To take a closer look at when debt can be  good, here are five cases to consider:

1) When you can use borrowed funds to earn a greater after-tax return than the after-tax cost of borrowing. For example, if the debt costs you about 4% annually after tax deductibles to borrow, and you can make after-tax returns of greater than 4% then you will grow youth wealth by borrowing and using those funds.  Two Yale professors, Ian Ayres and Barry Nalebuff recently found out that in analysis going back to 1871, if younger investors used margin to increase their investment power, on average, they could retire six years earlier and still achieve the same retirement lifestyle.

5-ways-debt-is-good2) When you don’t have the cash to buy something today, but are very confident that you will be able to pay for it over time, it can be good to take on debt. The most common case of this is buying a house. Without debt, very few people could ever buy their first house.

 

3) When http://healthsavy.com there is a time-limited opportunity to buy something of value. A good example of this might be an ability to buy private company shares, invest in a company matching program, or make an RSP contribution in a year when your income is high.

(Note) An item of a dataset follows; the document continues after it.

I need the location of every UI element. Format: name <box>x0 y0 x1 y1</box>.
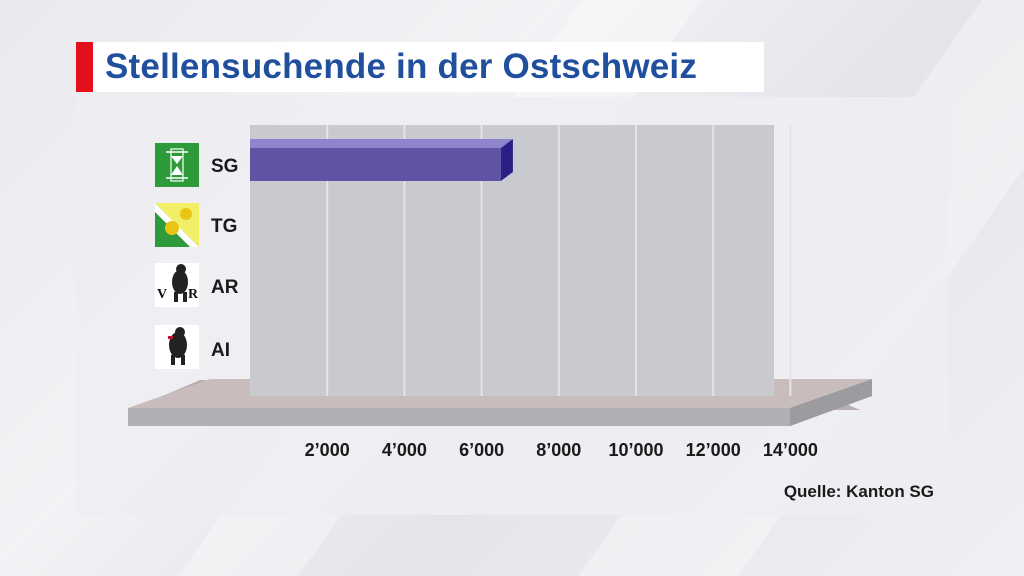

4) When there is a window of time to do something special. For example, if an older person dreams of taking a big trip somewhere expensive but waiting on better cash flow, they should consider getting a line of credit and taking the trip anyway. Health reasons might detract future possibilities.

5) When you believe that future credit will be hard to come by, it is often good to arrange for credit or debt today. An example might be if you are currently an employee but are planning on starting a new company or becoming self-employed. The time to get debt is before you change your employment.

For all the scenarios above however, it is important to have a strong payback plan.

What is important to remember is if you arrange your debt options through careful planning, for a specific purpose and based on your ability, carrying some debt might be helpful for you.